An idea that recently made its way into my dumb brain is that our five senses are not, as we commonly believe, the ways in which the world is revealed to us. Instead, our senses act as a filter so that we experience enough of reality to survive and succeed but not so much reality that we’re struck dumb. In other words, the real reality might be so overwhelming that we would be incapable of dealing with it.
If that sounds strange (the way it did to me when I first encountered this idea), remember that we already know we only naturally experience a sliver of the light spectrum and the audio spectrum; we know that dogs smell a hell of a lot more than we do. I’m sure the true is for taste and touch, as well. Our human senses are limited tools that evolved to best serve humans. Maybe our experience of reality is as limited as our experience of the light spectrum. When we enter Flow, maybe what’s happening is we’re somehow dipping our toes into the more expansive slipstream of real reality.
I can’t quite say my two experiences were “meaningful” in the sense that I can imbue them with any kind of purpose. What I can say is that I have often thought about them over the years and felt a yearning to retrieve that feeling. I just wish I knew how. Maybe I’ll smoke a fat DMT blunt to try to get it back. I don’t know. Of course, I have no idea where to get DMT and I’m not even exactly sure what DMT is. I just know that Joe Rogan smokes it and he’s my role model in all things. I’m not even sure what I experienced is traditional “Flow” or something more intense but shorter lived. I’m also aware that the more I write the word “Flow” the grosser it becomes.
I’m curious to know if you guys have experienced flow states, what you think causes them, if you’ve ever done anything to consciously try to enter them and whether or not those efforts were successful.
Love this conversation. I have experienced this (rarely) both playing basketball and writing to someone close. It’s like a thoughtless state, when the mind, body and your *talent* (something above a physical capability) blend seamlessly and effortlessly. I’d call it a reverse ASMR, where you’re exuding the flow rather than absorbing it. Coolest feeling ever.
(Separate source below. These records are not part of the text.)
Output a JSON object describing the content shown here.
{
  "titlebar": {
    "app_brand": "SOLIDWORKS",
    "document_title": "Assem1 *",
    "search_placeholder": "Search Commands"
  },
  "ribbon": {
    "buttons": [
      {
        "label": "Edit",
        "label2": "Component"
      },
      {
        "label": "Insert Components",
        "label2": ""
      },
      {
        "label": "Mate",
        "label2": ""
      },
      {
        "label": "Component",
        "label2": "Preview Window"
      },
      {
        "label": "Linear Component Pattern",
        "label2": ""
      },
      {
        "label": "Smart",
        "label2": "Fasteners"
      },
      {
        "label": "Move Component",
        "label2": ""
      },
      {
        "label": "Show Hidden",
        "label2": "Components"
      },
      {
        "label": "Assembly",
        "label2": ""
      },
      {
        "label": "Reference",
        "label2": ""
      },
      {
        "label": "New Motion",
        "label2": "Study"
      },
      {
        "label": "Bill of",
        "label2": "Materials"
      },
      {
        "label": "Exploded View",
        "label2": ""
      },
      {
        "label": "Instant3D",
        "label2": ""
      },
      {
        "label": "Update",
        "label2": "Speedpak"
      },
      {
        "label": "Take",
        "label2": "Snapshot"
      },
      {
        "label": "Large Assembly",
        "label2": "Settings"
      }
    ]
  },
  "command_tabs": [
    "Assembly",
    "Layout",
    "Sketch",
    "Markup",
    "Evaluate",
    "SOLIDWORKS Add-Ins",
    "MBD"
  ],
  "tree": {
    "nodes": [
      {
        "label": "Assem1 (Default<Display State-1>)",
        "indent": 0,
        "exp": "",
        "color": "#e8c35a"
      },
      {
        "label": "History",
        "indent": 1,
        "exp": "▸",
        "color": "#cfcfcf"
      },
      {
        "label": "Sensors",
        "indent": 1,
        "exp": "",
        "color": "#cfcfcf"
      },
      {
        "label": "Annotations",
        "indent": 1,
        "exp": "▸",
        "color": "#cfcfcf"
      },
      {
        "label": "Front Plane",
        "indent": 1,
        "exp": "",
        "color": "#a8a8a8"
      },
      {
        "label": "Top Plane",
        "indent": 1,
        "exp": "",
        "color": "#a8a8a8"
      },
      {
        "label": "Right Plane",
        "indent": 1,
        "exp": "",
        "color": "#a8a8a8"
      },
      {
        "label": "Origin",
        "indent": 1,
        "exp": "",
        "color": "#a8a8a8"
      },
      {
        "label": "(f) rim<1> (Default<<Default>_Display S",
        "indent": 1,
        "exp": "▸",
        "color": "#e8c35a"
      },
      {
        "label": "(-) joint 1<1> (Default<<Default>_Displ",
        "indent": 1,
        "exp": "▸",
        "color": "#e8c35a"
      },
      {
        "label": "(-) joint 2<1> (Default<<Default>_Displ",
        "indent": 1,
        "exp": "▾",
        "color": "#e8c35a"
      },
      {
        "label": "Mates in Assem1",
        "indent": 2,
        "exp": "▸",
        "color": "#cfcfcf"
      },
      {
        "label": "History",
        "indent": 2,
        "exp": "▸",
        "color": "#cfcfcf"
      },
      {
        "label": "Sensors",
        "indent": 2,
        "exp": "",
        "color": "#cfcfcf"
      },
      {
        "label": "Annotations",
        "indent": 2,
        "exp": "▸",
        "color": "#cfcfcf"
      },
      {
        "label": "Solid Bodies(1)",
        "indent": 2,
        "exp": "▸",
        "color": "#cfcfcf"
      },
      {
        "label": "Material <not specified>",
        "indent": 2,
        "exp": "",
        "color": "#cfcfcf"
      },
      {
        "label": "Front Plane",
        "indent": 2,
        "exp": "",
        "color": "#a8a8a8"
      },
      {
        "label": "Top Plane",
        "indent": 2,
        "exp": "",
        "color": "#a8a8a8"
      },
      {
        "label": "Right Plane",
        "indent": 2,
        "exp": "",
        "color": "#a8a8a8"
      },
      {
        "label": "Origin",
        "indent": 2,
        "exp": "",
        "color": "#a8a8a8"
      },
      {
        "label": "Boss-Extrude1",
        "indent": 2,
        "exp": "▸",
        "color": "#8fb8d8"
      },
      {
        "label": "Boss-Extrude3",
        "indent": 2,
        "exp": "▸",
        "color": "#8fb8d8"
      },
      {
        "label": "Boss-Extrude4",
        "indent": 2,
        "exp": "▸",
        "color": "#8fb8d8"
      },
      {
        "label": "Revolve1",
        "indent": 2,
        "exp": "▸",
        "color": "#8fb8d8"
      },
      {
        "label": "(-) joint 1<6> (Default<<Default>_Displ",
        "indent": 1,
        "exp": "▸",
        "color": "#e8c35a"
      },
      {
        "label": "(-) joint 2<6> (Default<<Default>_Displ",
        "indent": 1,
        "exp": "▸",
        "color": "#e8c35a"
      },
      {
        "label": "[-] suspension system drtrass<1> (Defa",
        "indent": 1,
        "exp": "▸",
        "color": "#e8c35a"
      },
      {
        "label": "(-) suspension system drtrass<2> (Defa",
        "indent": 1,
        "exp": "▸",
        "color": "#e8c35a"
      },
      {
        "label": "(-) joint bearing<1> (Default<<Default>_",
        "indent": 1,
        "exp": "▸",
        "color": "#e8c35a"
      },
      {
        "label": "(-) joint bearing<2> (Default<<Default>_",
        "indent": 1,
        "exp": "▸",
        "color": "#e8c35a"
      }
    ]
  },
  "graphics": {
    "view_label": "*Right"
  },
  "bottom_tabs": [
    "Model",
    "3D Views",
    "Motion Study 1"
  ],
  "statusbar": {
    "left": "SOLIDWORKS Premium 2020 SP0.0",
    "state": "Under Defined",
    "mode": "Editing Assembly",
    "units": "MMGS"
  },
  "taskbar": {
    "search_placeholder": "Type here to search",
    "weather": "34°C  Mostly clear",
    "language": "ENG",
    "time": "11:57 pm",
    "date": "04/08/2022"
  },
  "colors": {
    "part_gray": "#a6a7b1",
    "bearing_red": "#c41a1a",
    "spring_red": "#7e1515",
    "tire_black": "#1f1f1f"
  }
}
I work in physical therapy and there are some days when the puzzle that the patient presents to me just seems to have all of the pieces line up perfectly and I know exactly what to do and exactly what to say and I feel like I’m just watching it happen because I would normally have to think about it more and kind of stumble a bit before I figured it out. It usually lasts all day and then the next day I’m disappointed to find that it isn’t there anymore. My therapist thinks it’s when my higher self is in control, meaning the part of you that is actually you -- not your anxiety not your depression not your whatever, but you--the actual driver of your body and your brain.
I really enjoy the feeling and I wish I knew how to make it happen. I know that if I work on my breathing and focus on the patient more than myself, it’s more likely to happen. The only other time it happens, sometimes, is when I’m writing. I’m 50, but when I was in the 12th grade, I had a poem due for a competition in English class. I was in typing class and I had not even started it. I just put a piece of paper into the typewriter and knocked it out in about 10 minutes, and I got first place in my state and second place in the country for my age group for this poem that I really didn’t think I put any deep effort into. It just kind of came out. I think that was flow.
If you ever figure out how to make it happen, please let me know!